Delegation Without Living Governance
Wolfgang Rohde
TL;DR
The paper addresses how humans can remain meaningful decision-makers as judgment shifts to agentic AI operating at machine speed. It introduces runtime governance and the Governance Twin as a continuous, upstream oversight layer that preserves human influence and enables co-evolution with AI. It critiques reliance on ethics and compliance alone, discusses emergence and drift, and outlines policy implications toward trajectory-based oversight and explicit human-relevance objectives. Overall, it provides a framework to govern high-speed, opaque AI systems in a way that sustains human agency and accountability through corrective governance and new institutions.
Abstract
Most governance frameworks assume that rules can be defined in advance, systems can be engineered to comply, and accountability can be applied after outcomes occur. This model worked when machines replaced physical labor or accelerated calculation. It no longer holds when judgment itself is delegated to agentic AI systems operating at machine speed. The central issue here is not safety, efficiency, or employment.
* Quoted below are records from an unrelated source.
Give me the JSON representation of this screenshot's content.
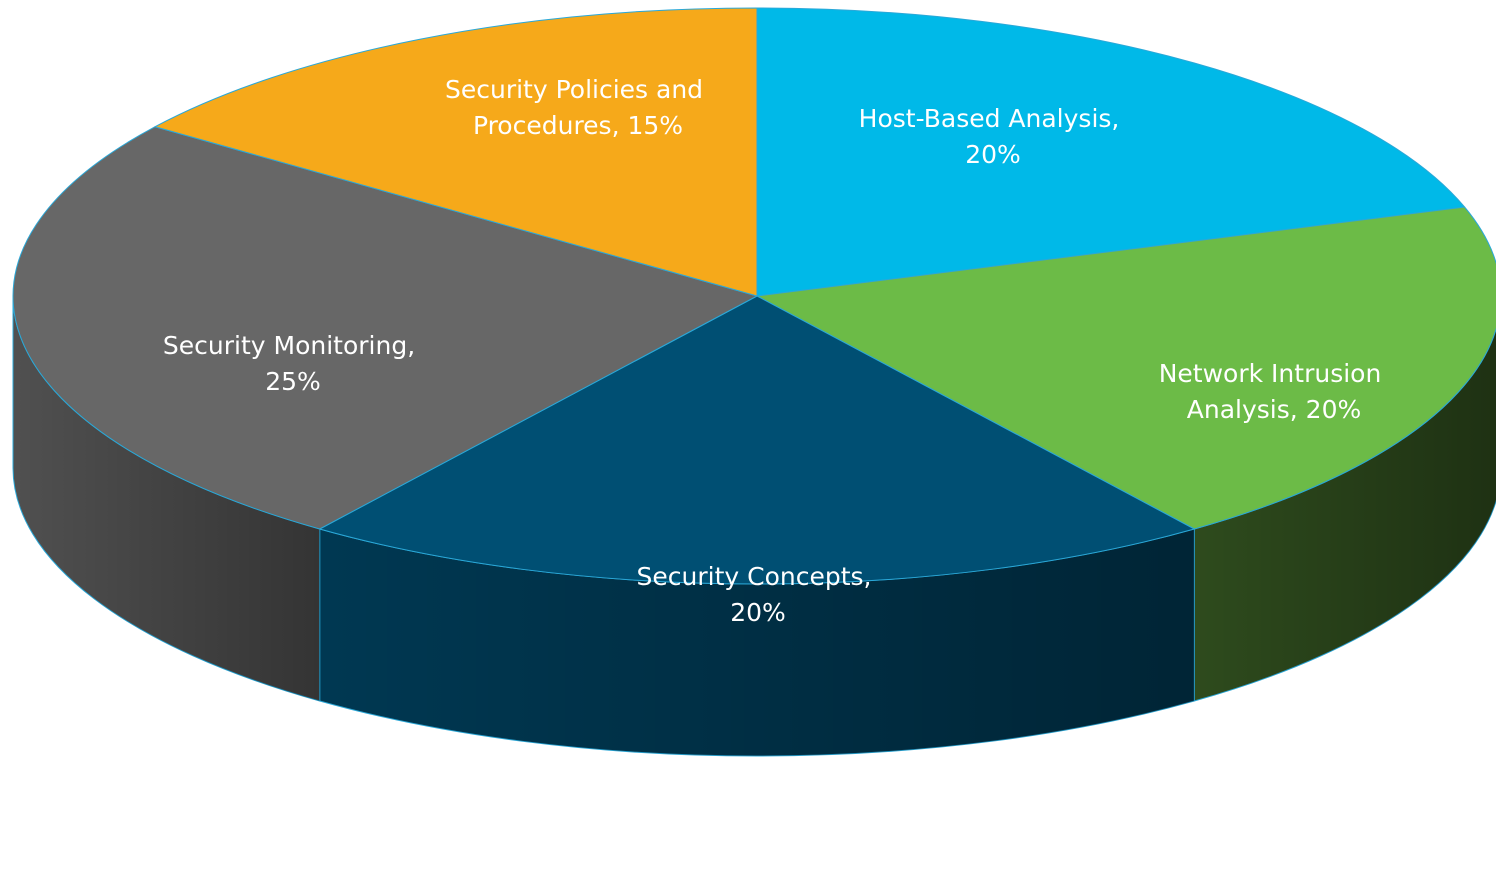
{
  "chart_data": {
    "type": "pie",
    "style": "3d",
    "start_angle_deg": 90,
    "direction": "clockwise",
    "slices": [
      {
        "label": "Host-Based Analysis",
        "value": 20,
        "display": "20%",
        "color": "#00B9E8",
        "side_color": "#00799A"
      },
      {
        "label": "Network Intrusion Analysis",
        "value": 20,
        "display": "20%",
        "color": "#6CBB47",
        "side_color": "#2E4B1D"
      },
      {
        "label": "Security Concepts",
        "value": 20,
        "display": "20%",
        "color": "#004F73",
        "side_color": "#003852"
      },
      {
        "label": "Security Monitoring",
        "value": 25,
        "display": "25%",
        "color": "#676767",
        "side_color": "#505050"
      },
      {
        "label": "Security Policies and Procedures",
        "value": 15,
        "display": "15%",
        "color": "#F6A91A",
        "side_color": "#A8700E"
      }
    ],
    "edge_color": "#2AA8D8"
  },
  "labels": [
    {
      "line1": "Host-Based Analysis,",
      "line2": "20%"
    },
    {
      "line1": "Network Intrusion",
      "line2": "Analysis, 20%"
    },
    {
      "line1": "Security Concepts,",
      "line2": "20%"
    },
    {
      "line1": "Security Monitoring,",
      "line2": "25%"
    },
    {
      "line1": "Security Policies and",
      "line2": "Procedures, 15%"
    }
  ]
}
It is whether humans remain relevant participants in systems that increasingly shape social, economic, and political outcomes. This paper argues that static, compliance-based governance fails once decision-making moves to runtime and becomes opaque. It further argues that the core challenge is not whether AI is conscious, but whether humans can maintain meaningful communication, influence, and co-evolution with increasingly alien forms of intelligence. We position runtime governance, specifically, a newly proposed concept called the Governance Twin [1]; as a strong candidate for preserving human relevance, while acknowledging that accountability, agency, and even punishment must be rethought in this transition.